Избранное (Минач) - страница 27

Винцо приподнимается на локтях и при лунном свете долго, долго смотрит на жену, которая лежит подле него.

— Какая красивая… — шепчет он, здоровой рукой любовно, осторожно гладя ее обнаженное плечо, едва касаясь, чтобы не разбудить.

И правда, хороша, хотя родила уже двоих детей и с утра до вечера трудится не покладая рук. Они поженились летом сорок первого, а через два месяца Винцо призвали в армию. На следующий год он уже попал на Восточный фронт — чтобы защищать бога и отечество, христианство и нацию от безбожных большевиков, как объяснил им полевой священник перед отправкой. Винцо был младшим сержантом, связным при батальоне Быстроходной дивизии[2], ему выделили мотоцикл, а поскольку он неплохо умел читать карту, то месяца через три ему удалось перебежать на другую сторону. Тогда-то его и ранило, какие-то немцы на передовой прострелили ему бедро в то время, как он всем телом вжался в руль. Тем не менее он перешел линию фронта, полежал немного в госпитале и в числе первых подал заявление в Чехословацкий корпус[3], который как раз начали формировать.
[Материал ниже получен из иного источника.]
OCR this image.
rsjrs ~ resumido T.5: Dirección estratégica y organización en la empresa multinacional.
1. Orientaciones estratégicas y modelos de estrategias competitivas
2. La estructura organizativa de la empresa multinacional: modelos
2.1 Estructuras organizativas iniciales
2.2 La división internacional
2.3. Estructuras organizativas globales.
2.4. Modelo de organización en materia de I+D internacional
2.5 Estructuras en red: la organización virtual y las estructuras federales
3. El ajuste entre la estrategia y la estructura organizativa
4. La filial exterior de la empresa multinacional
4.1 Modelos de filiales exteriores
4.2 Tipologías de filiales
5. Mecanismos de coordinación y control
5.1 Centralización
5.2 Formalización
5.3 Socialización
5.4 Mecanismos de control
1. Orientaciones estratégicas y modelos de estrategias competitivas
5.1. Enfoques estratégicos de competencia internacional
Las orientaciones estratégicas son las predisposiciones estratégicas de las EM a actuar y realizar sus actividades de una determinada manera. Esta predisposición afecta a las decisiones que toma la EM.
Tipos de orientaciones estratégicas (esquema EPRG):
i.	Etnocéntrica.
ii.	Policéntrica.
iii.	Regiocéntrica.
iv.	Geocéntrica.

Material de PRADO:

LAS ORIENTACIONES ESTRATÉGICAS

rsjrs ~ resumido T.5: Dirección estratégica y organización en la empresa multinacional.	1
Ну, а потом была война, он не любил вспоминать о ней. Было плохое и хорошее, но больше плохого, очень плохого, он и по сей день не перестает удивляться, что вернулся живой и здоровый. Спустя полгода после возвращения на родину он демобилизовался и приехал к своим в Пустое Поле, где его жена, мать и братья с сестрами работали на землях Кишфалуди, разбитых на участки.

Увидев его на маленькой станции, старый Ленгарт воскликнул:

— Баламут вернулся, надо же!..

А один справный мужик, по имени Карикаш, вечером в корчме рассуждал:

— Значит, слыхал я, вернулся… хммм… Баламут. И что… значит, из России прибыл, хм… большевик он, самый что ни на есть безбожный. Эхмм… от него надо подальше держаться, потому как он всех нас замарает… — Карикаш вздыхал и хмыкал, потому что не мог выговорить в один прием и пяти слов. Он был такой тучный, что на его багровой шее образовались три толстые складки, как будто кто-то сделал ему на загривке три зарубины.

Три дня Винцо провалялся дома, лежал, слонялся вокруг Анчи и привыкал к своему уже трехлетнему сыну. Но потом стал ходить по соседям, беседовал с дядюшкой Ленгартом, прислушивался, о чем толкуют мужики в корчме, и не выдержал. Как-то утром он надел военную форму и приколол все награды.

— Куда ты? — со страхом спросила Анча.

— В область, — ответил он, сверкнув глазами.

В области тогда заправлял его знакомый, Штвртак, учитель из Сельчан, они вместе учились в городской школе. Тот встал из-за стола, протянул руку, но Винцо ее не пожал.